Li, Jingru, Zhou, Sheng, Li, Liangcheng, Wang, Haishuai, Yu, Zhi, Bu, Jiajun

论文摘要

无数据知识蒸馏（DFKD）是一种知识蒸馏（KD）的广泛使用的策略，其训练数据不可用。它借助较大的审核教师模型来训练轻巧的学生模型，而无需访问培训数据。但是，现有的DFKD方法遭受了不足和不稳定的培训过程，因为它们在学习过程中不会根据学生模型的状态动态调整一代目标。
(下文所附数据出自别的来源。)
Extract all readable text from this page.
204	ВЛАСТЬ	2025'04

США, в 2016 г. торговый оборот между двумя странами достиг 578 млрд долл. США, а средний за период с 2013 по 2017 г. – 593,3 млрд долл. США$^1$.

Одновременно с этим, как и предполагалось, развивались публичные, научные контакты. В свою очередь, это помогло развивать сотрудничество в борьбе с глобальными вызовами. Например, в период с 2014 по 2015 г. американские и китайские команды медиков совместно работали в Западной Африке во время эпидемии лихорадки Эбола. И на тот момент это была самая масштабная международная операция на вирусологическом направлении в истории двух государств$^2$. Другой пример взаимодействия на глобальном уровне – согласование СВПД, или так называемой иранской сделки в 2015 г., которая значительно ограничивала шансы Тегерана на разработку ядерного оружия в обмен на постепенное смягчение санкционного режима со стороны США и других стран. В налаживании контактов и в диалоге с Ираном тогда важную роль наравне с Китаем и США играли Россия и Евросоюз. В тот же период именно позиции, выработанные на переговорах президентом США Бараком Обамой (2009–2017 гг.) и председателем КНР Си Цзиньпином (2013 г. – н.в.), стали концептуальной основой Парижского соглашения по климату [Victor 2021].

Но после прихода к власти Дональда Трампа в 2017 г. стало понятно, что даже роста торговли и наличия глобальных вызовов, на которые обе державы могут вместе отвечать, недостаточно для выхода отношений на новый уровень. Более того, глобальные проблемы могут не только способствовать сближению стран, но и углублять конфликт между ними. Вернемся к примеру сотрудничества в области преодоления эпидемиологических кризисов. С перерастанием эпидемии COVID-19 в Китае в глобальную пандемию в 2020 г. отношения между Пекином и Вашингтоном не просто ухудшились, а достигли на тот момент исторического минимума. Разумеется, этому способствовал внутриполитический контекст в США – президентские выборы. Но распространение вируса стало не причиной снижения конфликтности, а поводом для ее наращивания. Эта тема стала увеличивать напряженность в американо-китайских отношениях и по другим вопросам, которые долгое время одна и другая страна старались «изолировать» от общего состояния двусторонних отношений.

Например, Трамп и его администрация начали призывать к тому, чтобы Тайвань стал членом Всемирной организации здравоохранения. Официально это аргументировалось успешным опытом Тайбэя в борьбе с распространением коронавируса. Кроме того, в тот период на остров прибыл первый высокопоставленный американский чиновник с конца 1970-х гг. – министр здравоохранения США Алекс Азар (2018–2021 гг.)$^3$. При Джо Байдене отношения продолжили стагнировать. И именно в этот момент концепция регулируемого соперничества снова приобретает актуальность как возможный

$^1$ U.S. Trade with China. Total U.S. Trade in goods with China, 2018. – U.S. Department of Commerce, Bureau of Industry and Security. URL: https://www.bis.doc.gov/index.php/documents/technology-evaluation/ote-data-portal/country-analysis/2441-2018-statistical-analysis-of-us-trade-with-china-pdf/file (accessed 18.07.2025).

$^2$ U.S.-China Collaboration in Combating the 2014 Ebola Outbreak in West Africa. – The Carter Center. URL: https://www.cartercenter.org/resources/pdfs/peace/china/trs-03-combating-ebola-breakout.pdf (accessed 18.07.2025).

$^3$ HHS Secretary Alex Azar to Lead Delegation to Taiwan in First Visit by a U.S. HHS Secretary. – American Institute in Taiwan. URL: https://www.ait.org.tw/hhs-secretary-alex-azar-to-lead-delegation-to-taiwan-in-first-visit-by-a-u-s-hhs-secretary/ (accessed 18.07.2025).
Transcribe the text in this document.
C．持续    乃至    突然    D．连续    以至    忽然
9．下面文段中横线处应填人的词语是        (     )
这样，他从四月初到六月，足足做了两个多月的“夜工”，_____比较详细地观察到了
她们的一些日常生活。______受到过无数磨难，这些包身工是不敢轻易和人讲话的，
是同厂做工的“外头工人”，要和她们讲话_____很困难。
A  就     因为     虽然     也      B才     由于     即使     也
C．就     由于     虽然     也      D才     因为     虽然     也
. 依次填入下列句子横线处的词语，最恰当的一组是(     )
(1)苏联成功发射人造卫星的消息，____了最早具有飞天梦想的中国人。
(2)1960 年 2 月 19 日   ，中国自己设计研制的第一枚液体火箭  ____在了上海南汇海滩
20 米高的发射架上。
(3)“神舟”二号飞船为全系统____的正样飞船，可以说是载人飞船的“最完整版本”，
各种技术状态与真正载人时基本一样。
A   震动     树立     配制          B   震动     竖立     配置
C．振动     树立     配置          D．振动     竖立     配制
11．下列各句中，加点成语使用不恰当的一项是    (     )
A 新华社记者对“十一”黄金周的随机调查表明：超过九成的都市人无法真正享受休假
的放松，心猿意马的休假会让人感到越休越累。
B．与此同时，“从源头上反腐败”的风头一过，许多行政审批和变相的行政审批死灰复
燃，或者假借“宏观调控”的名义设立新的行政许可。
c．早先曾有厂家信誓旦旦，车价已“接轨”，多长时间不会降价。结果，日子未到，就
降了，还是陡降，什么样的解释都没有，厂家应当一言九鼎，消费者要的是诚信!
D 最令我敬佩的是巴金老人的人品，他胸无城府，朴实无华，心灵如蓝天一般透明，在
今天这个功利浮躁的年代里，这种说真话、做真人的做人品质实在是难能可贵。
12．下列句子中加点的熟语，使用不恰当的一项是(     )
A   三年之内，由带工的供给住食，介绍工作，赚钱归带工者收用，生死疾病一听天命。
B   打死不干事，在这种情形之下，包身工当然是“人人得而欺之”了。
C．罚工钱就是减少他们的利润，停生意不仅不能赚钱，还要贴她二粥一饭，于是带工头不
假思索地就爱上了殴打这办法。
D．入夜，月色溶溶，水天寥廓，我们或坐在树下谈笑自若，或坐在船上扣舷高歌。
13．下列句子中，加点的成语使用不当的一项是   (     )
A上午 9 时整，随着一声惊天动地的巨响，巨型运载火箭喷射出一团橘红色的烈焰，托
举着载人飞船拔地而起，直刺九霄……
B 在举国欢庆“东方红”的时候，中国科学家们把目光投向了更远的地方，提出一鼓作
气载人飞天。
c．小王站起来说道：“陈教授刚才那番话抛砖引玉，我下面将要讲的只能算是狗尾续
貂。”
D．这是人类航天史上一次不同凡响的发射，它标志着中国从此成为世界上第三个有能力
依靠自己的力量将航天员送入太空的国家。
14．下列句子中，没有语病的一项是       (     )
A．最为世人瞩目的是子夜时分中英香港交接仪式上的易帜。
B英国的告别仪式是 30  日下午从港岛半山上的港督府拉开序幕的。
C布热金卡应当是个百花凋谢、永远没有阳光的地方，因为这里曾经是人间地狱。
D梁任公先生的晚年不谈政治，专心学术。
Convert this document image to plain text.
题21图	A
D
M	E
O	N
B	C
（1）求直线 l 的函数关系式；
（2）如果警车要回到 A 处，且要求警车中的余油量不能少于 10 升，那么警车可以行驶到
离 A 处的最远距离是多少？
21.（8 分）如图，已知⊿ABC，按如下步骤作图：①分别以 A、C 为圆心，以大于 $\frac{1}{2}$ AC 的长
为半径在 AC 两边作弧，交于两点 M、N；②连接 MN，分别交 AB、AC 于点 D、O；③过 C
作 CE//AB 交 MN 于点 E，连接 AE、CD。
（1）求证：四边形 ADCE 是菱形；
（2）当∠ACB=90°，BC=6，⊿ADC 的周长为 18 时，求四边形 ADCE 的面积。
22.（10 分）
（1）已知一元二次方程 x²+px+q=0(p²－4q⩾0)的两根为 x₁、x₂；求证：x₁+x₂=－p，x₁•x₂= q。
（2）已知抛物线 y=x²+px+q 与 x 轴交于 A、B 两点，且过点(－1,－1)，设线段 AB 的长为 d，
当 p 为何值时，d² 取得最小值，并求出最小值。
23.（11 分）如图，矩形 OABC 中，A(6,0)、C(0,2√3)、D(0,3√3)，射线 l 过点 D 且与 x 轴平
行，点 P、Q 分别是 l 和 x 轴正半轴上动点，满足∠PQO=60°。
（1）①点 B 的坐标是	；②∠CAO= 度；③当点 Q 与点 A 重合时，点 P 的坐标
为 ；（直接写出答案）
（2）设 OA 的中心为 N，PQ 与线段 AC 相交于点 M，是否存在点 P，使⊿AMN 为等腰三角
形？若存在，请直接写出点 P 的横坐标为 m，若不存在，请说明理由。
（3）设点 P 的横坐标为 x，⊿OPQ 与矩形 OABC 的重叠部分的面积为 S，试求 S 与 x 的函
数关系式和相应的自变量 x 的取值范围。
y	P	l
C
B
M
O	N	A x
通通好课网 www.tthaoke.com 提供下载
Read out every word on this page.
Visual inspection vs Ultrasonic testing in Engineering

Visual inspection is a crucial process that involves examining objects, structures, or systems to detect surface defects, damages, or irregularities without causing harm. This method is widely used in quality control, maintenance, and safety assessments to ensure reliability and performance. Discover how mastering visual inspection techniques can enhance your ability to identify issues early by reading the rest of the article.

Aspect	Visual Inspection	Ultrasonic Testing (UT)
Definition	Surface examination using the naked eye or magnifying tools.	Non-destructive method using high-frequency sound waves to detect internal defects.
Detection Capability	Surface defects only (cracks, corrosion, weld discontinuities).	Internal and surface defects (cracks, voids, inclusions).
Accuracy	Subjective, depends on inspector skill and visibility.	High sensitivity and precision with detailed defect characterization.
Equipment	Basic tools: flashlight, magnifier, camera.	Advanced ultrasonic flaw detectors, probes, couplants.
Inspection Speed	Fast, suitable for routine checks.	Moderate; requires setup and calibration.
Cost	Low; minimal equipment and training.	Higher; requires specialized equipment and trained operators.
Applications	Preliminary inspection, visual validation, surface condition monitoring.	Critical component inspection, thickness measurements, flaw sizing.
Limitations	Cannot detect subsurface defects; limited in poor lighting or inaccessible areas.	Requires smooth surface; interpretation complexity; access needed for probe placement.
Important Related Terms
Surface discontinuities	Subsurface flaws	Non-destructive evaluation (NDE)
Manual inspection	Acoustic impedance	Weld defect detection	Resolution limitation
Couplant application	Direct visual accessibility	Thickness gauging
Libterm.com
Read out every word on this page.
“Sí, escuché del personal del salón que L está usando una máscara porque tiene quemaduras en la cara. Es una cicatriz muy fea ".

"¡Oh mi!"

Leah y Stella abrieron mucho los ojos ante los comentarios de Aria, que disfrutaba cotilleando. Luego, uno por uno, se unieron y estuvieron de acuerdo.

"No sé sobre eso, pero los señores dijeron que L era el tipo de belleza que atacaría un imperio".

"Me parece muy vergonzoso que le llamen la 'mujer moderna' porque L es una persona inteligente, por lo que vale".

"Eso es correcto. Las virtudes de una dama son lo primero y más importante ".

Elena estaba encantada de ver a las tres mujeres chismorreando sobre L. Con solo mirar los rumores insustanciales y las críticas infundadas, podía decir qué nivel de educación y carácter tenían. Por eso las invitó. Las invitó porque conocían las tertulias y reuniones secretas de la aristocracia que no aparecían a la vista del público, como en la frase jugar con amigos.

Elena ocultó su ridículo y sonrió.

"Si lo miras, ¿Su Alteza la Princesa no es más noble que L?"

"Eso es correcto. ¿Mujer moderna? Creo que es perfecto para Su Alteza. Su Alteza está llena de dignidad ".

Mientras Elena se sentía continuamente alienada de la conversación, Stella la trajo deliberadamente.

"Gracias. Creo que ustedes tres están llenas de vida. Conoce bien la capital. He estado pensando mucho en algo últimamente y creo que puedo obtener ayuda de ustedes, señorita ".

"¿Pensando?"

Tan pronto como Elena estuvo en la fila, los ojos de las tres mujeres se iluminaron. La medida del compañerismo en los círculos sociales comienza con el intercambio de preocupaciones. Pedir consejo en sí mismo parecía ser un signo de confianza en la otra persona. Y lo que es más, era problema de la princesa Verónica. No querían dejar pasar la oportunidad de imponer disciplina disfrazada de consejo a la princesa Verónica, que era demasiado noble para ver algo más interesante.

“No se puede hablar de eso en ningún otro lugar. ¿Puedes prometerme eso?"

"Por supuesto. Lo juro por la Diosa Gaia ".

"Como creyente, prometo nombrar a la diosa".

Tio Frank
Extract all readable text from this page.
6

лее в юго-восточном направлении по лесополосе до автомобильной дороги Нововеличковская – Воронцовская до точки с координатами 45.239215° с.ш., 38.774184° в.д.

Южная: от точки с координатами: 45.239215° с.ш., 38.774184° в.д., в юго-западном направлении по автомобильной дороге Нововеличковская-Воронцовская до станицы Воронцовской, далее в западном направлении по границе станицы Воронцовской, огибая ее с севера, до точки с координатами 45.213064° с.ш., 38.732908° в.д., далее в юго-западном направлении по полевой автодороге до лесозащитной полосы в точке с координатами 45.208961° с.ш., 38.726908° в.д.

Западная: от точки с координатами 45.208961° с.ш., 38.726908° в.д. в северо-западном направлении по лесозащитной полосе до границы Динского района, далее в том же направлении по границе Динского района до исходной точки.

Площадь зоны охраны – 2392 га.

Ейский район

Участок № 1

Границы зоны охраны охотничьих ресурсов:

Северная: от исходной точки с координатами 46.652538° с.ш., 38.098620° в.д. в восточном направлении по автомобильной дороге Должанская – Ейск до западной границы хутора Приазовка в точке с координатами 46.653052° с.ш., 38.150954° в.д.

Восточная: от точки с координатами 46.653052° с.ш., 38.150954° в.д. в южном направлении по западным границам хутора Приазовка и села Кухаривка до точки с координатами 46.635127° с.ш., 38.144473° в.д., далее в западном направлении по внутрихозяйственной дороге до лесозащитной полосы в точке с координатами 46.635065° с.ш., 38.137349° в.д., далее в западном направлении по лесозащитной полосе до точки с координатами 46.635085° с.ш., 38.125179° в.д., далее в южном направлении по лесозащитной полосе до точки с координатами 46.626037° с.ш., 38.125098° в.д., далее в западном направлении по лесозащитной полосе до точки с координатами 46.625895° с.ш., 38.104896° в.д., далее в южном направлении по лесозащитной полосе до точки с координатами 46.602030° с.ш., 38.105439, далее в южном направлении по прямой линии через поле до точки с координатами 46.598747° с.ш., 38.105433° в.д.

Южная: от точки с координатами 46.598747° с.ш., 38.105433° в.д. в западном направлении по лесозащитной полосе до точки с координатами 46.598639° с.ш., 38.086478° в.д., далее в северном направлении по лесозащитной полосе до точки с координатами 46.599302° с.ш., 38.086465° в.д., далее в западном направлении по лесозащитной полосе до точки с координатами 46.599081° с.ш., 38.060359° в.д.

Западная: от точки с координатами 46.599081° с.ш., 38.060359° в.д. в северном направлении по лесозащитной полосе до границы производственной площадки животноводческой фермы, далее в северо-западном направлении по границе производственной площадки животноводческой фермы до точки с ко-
为了解决这一限制，我们提出了一种新型的DFKD方法，称为cudfkd。它通过一种动态策略来教学学生，该策略逐渐生成易于硬的伪样本，反映了人类的学习方式。此外，CUDFKD根据学生模型的状态动态适应了一代目标。此外，我们提供了对主要化最小化（MM）算法的理论分析，并解释了CUDFKD的收敛性。为了衡量DFKD方法的鲁棒性和保真度，我们提出了两个指标，并且实验表明CUDFKD与所有数据集中的最新性能（SOTA）DFKD方法具有可比性的性能。实验还表明，与其他SOTA DFKD方法相比，我们的CUDFKD具有最快的收敛性和最佳鲁棒性。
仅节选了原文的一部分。